There are no water-fountains here, and of course no bottled water. But they
gave us cups, each with our own name on it, on the bottom. I was really blown
away by that—that strangers, who, two days earlier hadn’t known I exist, would
give me something of my own like that. I suppose it was a little thing, and of
course lots of places give away mugs for one reason or another, but I guess it
just struck me as symbolic of something. And it was symbolic of this.
And I feel incredibly grateful for their support and
consideration right up until the moment when I show up for breakfast in the
morning and remember I’m not allowed to
eat with my own fiancé.
But it’s the physical aspect we actually complain about
together. Maybe that part’s easier to talk about. Maybe it’s easier for June
not to blame that part on me.
“So what if people
hear us,” I keep saying. “Nobody around here cares!”
“I care.”
“But nobody else does. People have sex here all the time!”
“I know. I can hear them. And if I can hear them, they can
hear me. Do you know how not sexy it
is to be worrying about that?”
“Yes. You think I don’t notice when you’re not feeling sexy?”
“We should go outside or something. When the snow melts. Or
bring your hammock!”
“Bad idea,” I told her. “The woods have eyes.”
“So? I don’t care if animals and trees see us having sex.”
“What about Charlie?”
“I don’t care if they watch him have sex, either.”
“But Charlie doesn’t”—and I stopped myself. Charlie’s
celibacy was both hard to explain and irrelevant. “But Charlie is the eyes and ears of the forest. He
watches people. From trees. That’s how he knows everything.”
“He—what is he, sick?”
“No, he’s a naturalist. Naturalists watch living things. He
just doesn’t think students are different than any other wildlife. And I agree
with him. It’s not like he wants to see anything private.”
“Then you’re sick, too,” she said, but she was joking this
time. “Maybe we can….”
But no matter how many ideas we came up with, true privacy
seems beyond us.
June has now gone through the testing and defense process
that students who want advance standing can go through. I when I did it, back
as a yearling, I got none at all.
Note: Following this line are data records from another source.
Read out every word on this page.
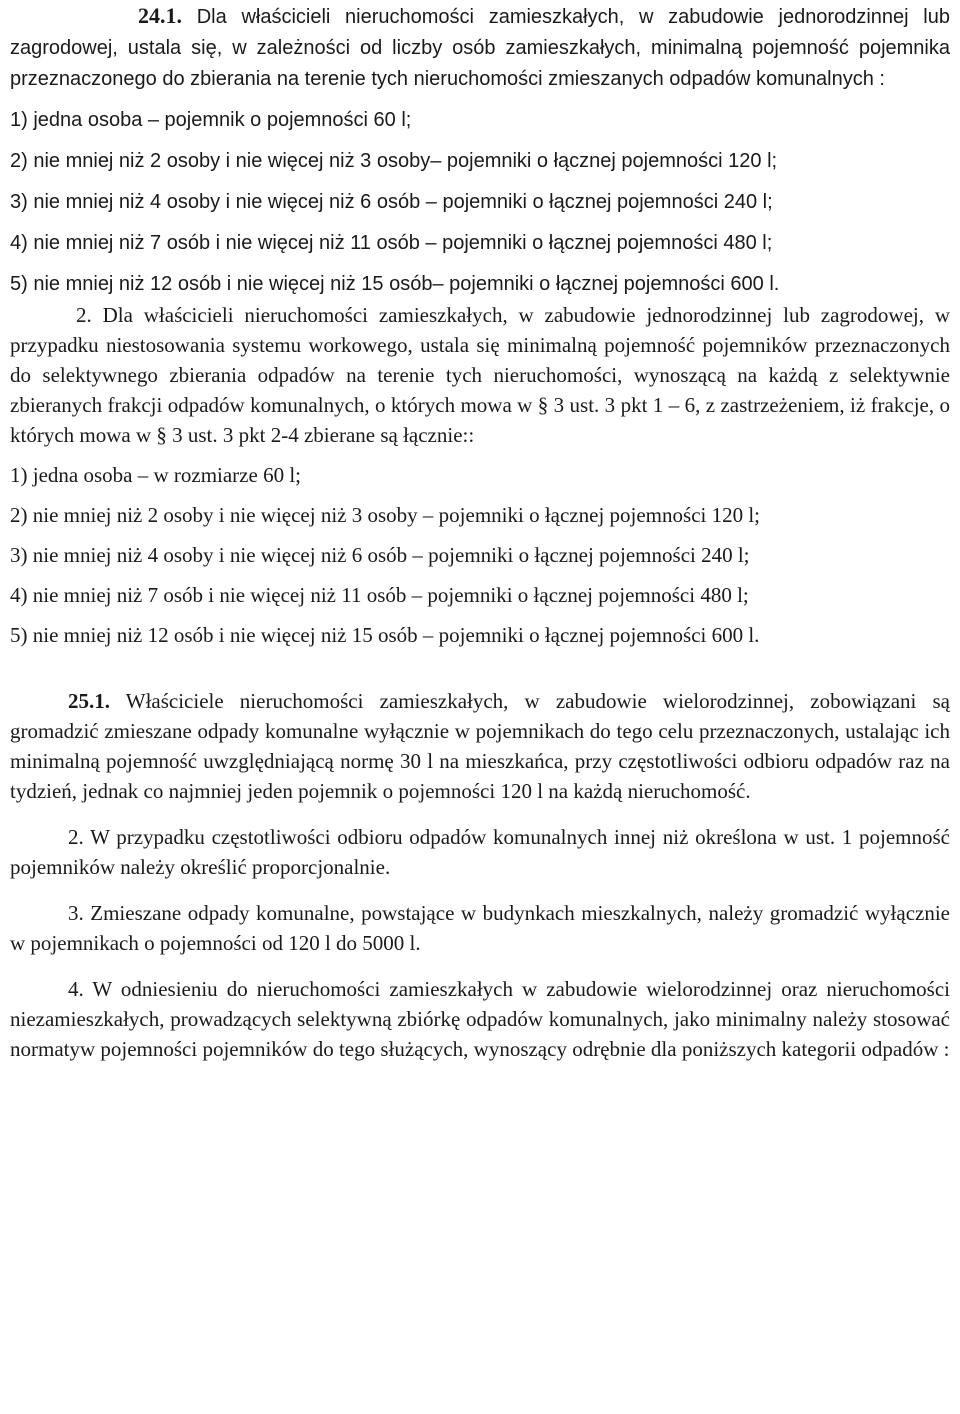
24.1. Dla właścicieli nieruchomości zamieszkałych, w zabudowie jednorodzinnej lub zagrodowej, ustala się, w zależności od liczby osób zamieszkałych, minimalną pojemność pojemnika przeznaczonego do zbierania na terenie tych nieruchomości zmieszanych odpadów komunalnych :

1) jedna osoba – pojemnik o pojemności 60 l;

2) nie mniej niż 2 osoby i nie więcej niż 3 osoby– pojemniki o łącznej pojemności 120 l;

3) nie mniej niż 4 osoby i nie więcej niż 6 osób – pojemniki o łącznej pojemności 240 l;

4) nie mniej niż 7 osób i nie więcej niż 11 osób – pojemniki o łącznej pojemności 480 l;

5) nie mniej niż 12 osób i nie więcej niż 15 osób– pojemniki o łącznej pojemności 600 l.

2. Dla właścicieli nieruchomości zamieszkałych, w zabudowie jednorodzinnej lub zagrodowej, w przypadku niestosowania systemu workowego, ustala się minimalną pojemność pojemników przeznaczonych do selektywnego zbierania odpadów na terenie tych nieruchomości, wynoszącą na każdą z selektywnie zbieranych frakcji odpadów komunalnych, o których mowa w § 3 ust. 3 pkt 1 – 6, z zastrzeżeniem, iż frakcje, o których mowa w § 3 ust. 3 pkt 2-4 zbierane są łącznie::

1) jedna osoba – w rozmiarze 60 l;

2) nie mniej niż 2 osoby i nie więcej niż 3 osoby – pojemniki o łącznej pojemności 120 l;

3) nie mniej niż 4 osoby i nie więcej niż 6 osób – pojemniki o łącznej pojemności 240 l;

4) nie mniej niż 7 osób i nie więcej niż 11 osób – pojemniki o łącznej pojemności 480 l;

5) nie mniej niż 12 osób i nie więcej niż 15 osób – pojemniki o łącznej pojemności 600 l.

25.1. Właściciele nieruchomości zamieszkałych, w zabudowie wielorodzinnej, zobowiązani są gromadzić zmieszane odpady komunalne wyłącznie w pojemnikach do tego celu przeznaczonych, ustalając ich minimalną pojemność uwzględniającą normę 30 l na mieszkańca, przy częstotliwości odbioru odpadów raz na tydzień, jednak co najmniej jeden pojemnik o pojemności 120 l na każdą nieruchomość.

2. W przypadku częstotliwości odbioru odpadów komunalnych innej niż określona w ust. 1 pojemność pojemników należy określić proporcjonalnie.

3. Zmieszane odpady komunalne, powstające w budynkach mieszkalnych, należy gromadzić wyłącznie w pojemnikach o pojemności od 120 l do 5000 l.

4. W odniesieniu do nieruchomości zamieszkałych w zabudowie wielorodzinnej oraz nieruchomości niezamieszkałych, prowadzących selektywną zbiórkę odpadów komunalnych, jako minimalny należy stosować normatyw pojemności pojemników do tego służących, wynoszący odrębnie dla poniższych kategorii odpadów :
I got out of some of the mastery areas, but I
remained a “full-course yearling” anyway, meaning someone expected to spend all
four years here. June, in contrast, thinks she aced the process and will be a
one-hit-wonder. Of course, I was a 19-year-old who’d just flunked out of my
first semester of college, she’d a master’s-educated professional with a couple
of years of experience.
On a similar note, today they held interviews for campus
jobs, but June didn’t need to interview. She’s already arranged to run the
summer camp. Usually it’s done by a couple of ally volunteers and by the
masters working together, but that system is unwieldy and June is more
qualified at this than any of them. I mean, her degree is in environmental
education, and she’s spent the last few summers running environmental ed programs
for summer camps. This time she’ll be responsible for the administrative stuff,
too, which is new, but she can handle it. The volunteers will work with her for
program continuity, but for the first time, the camp will have a single,
full-time person in charge, not a part-time committee.
All in all, frustrations aside, I am really proud of her and
I’m really proud to be with her. I still can’t really believe she’s picking me.